Concluding/Rambling Thoughts:
I had a pretty serious, pre-meditated suicide attempt when I was 14 where I don't know if it would have ended up being successful or not. Regardless, I've found myself constantly going back that attempt and thinking to myself, only to myself, "none of it has been worth it". I'm 23 now, it's almost been ten years and I still wished I died at 14. Nothing has been worth the excruciating pain, loss, grief, and anguish I've had to deal with every year of my life since then.
I used to draw so much, I used to be so creative and motivated to put my vivid imagination into the material. Now even my imagination is barely an escape. My drawings are rare, bland, and uninteresting. My imagination is blurry and unfocused.
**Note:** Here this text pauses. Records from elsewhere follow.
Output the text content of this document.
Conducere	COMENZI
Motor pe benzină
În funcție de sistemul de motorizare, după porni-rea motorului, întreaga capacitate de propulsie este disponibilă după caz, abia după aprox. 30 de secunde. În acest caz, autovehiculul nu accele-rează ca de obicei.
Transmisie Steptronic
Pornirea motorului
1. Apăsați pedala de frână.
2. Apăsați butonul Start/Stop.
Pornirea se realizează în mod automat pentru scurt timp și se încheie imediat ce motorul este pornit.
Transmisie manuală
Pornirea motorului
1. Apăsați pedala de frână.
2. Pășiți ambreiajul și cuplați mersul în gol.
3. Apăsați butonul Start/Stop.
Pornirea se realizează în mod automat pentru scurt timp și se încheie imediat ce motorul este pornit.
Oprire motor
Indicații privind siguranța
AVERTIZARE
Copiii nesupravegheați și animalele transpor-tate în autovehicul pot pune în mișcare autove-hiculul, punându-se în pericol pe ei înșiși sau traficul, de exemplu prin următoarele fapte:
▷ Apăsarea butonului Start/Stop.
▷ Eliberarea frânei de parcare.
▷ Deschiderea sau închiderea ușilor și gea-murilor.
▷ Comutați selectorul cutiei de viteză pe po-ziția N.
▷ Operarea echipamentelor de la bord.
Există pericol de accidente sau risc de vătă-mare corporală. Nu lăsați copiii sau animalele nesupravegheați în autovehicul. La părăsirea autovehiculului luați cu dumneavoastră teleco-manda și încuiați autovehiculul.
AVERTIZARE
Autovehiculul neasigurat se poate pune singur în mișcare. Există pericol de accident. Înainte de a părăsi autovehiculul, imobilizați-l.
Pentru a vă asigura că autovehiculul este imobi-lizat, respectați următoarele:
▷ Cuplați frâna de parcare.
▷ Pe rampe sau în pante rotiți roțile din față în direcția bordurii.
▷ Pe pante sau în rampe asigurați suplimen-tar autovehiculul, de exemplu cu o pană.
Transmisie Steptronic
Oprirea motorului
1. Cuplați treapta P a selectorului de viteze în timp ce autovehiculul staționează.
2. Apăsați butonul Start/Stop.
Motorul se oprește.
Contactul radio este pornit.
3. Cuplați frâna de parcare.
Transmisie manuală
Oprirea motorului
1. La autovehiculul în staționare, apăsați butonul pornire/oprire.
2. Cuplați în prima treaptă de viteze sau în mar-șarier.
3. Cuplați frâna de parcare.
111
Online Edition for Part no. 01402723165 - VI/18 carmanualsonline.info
My dreams, if they're not nightmares, are rarely extraordinary anymore and usually sadly involving me. I loved dreams because they gave me an escape from being me, but it seems the closer my brain gets to being developed the less I can imagine what it is like to be someone else different. These aren't recent things either, I haven't been a consistent artist since 2021-2022. I look back at my old sketchbooks and just want to cry because I didn't think my art was that "good" but at least I was actually doing it.
I've been thinking recently about how I rarely ever drew my former partner because I was so incredibly ungrateful and ignorant, because I always just imagined drawing them instead of actually putting it into action. Towards the end of our relationship I think I drew one of the first (?) and last pieces for them, it was just a little clean sketch. It was them as a lil androgynous clown and I told them that it was one of many ways I pictured them in my head. I regret not expressing my love more in that way.
I have so many regrets and I'm only 23, I cannot imagine what kind of sad shell of a person I would be in another ten years. When I was a teenager in highschool hanging around older, shitty drunk punk types in alleyways, they had this edgy, nihilistic sort of mantra "i'm punky, i'm nerdy, i'm gonna die before 30". It was so cringey looking back on it but a small part of me has always been like "…yeah probably". Punk, leftist, traveler/oogle, and queer folks don't tend to allow for having long lifespans for a multitude of reason. Most of my community has lost more loved ones to again, suicide/od/violence more times than I can count on both hands. I want better for my communities that I treasure so dearly but it seems like such a fruitless endeavor. The world, this country specifically just seems to keep nose diving into the worst. It's weird to hold both my interpersonal/emotional despair and the broader national/geopolitical despair at the same time. One feels so big but is such a minimal part of a massive picture and the other feels like so incomprehensible, so existential but nonetheless oppressively suffocating.
Actual concluding thought:
At this point I think I will conclude since my eyes are raw and my fingers are stiff, I love to treat public content as my own journal despite literally anyone and their mom stumbling across this! I look forward to participating in this community for however long I can. I am deeply grateful that spaces like this exist even if only online. I wish that there was more in person spaces that allowed this kind of vulnerability and realness.